Ant Group’s executive chairman Eric Jing also said the listing will help boost Shanghai’s STAR market, which is comparable to Nasdaq in that it focuses on tech stocks.
“We are thrilled to have the opportunity to play a part in this development,” he added.
“Ant Group is an important member of the Alibaba digital economy and we believe Ant’s listing plan will be beneficial to its future growth, creating value for its users, partners and shareholders,” Alibaba said in a statement.
Alibaba currently owns about a 33% stake in Ant Group.
Last year, Alibaba itself, which trades on the New York Stock Exchange, added a secondary listing in Hong Kong.
Hao Hong, a managing director and head of research at Bocom International in Hong Kong, said: “Now may be the best time for Ant to go public as investors’ enthusiasm has been the highest since 2015.”
But Pamela Chung, a Hong Kong-based managing director and head of IPO at the Tricor Group consultancy, cautioned: “Despite abundant capital, it is not sure how investors would view Ant Group since there are a lot of tech stocks [already] in the market.”
Bloomberg noted that dual listings in Shanghai and Hong Kong – which were once popular with large Chinese companies – has fallen in frequency in recent years partly due to the complex nature of conducting share offerings in two very different capital systems.

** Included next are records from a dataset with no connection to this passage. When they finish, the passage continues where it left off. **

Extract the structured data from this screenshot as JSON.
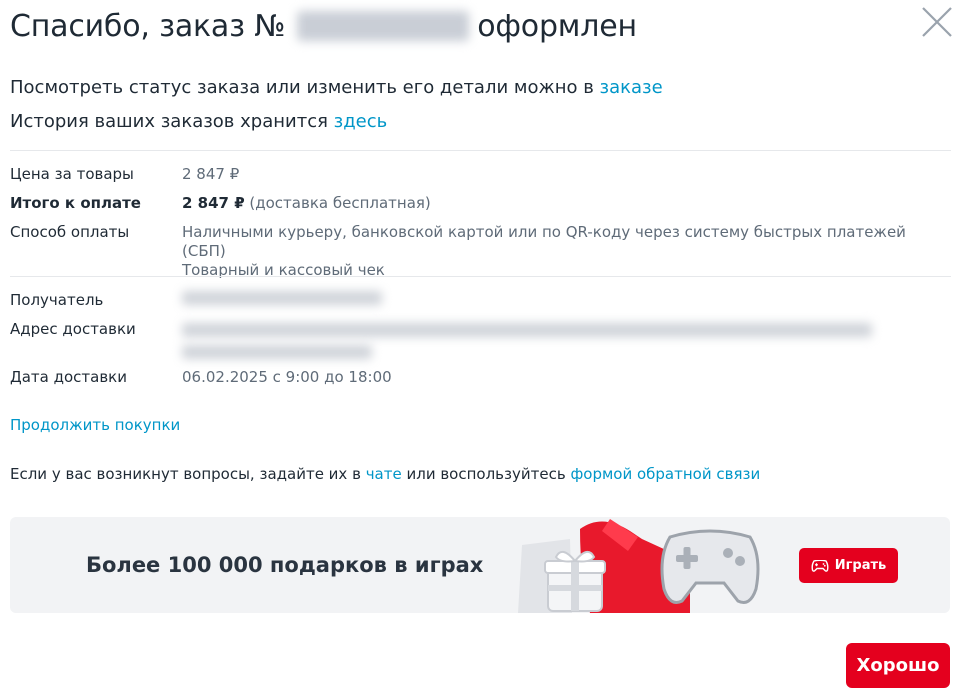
{
  "header": {
    "title_prefix": "Спасибо, заказ №",
    "title_suffix": "оформлен"
  },
  "info": {
    "line1_text": "Посмотреть статус заказа или изменить его детали можно в ",
    "line1_link": "заказе",
    "line2_text": "История ваших заказов хранится ",
    "line2_link": "здесь"
  },
  "summary": {
    "price_label": "Цена за товары",
    "price_value": "2 847 ₽",
    "total_label": "Итого к оплате",
    "total_value": "2 847 ₽",
    "total_note": " (доставка бесплатная)",
    "payment_label": "Способ оплаты",
    "payment_value": "Наличными курьеру, банковской картой или по QR-коду через систему быстрых платежей (СБП)",
    "receipt_value": "Товарный и кассовый чек"
  },
  "delivery": {
    "recipient_label": "Получатель",
    "address_label": "Адрес доставки",
    "date_label": "Дата доставки",
    "date_value": "06.02.2025 с 9:00 до 18:00"
  },
  "continue_link": "Продолжить покупки",
  "questions": {
    "text_before": "Если у вас возникнут вопросы, задайте их в ",
    "chat_link": "чате",
    "text_middle": " или воспользуйтесь ",
    "feedback_link": "формой обратной связи"
  },
  "banner": {
    "text": "Более 100 000 подарков в играх",
    "button_label": "Играть"
  },
  "ok_button": "Хорошо",
  "colors": {
    "accent_red": "#e4001e",
    "link_blue": "#0096c8",
    "text_dark": "#1f2a35",
    "text_muted": "#5f6b78"
  },
  "icons": {
    "close": "close-icon",
    "gamepad": "gamepad-icon"
  }
}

Referring to an earlier successful IPO of another Chinese firm, JD.com, in Hong Kong. Nikkei Asian Review wrote that it “could boost the hopes of companies that are lining up either for an initial public offering or a secondary listing [in Hong Kong] amid threats emerging from Washington about pushing Chinese companies off of American exchanges.”
Indeed, analysts expect more China-based stocks to list on the Hong Kong bourse instead of U.S. exchanges as tensions between Beijing and Washington escalate.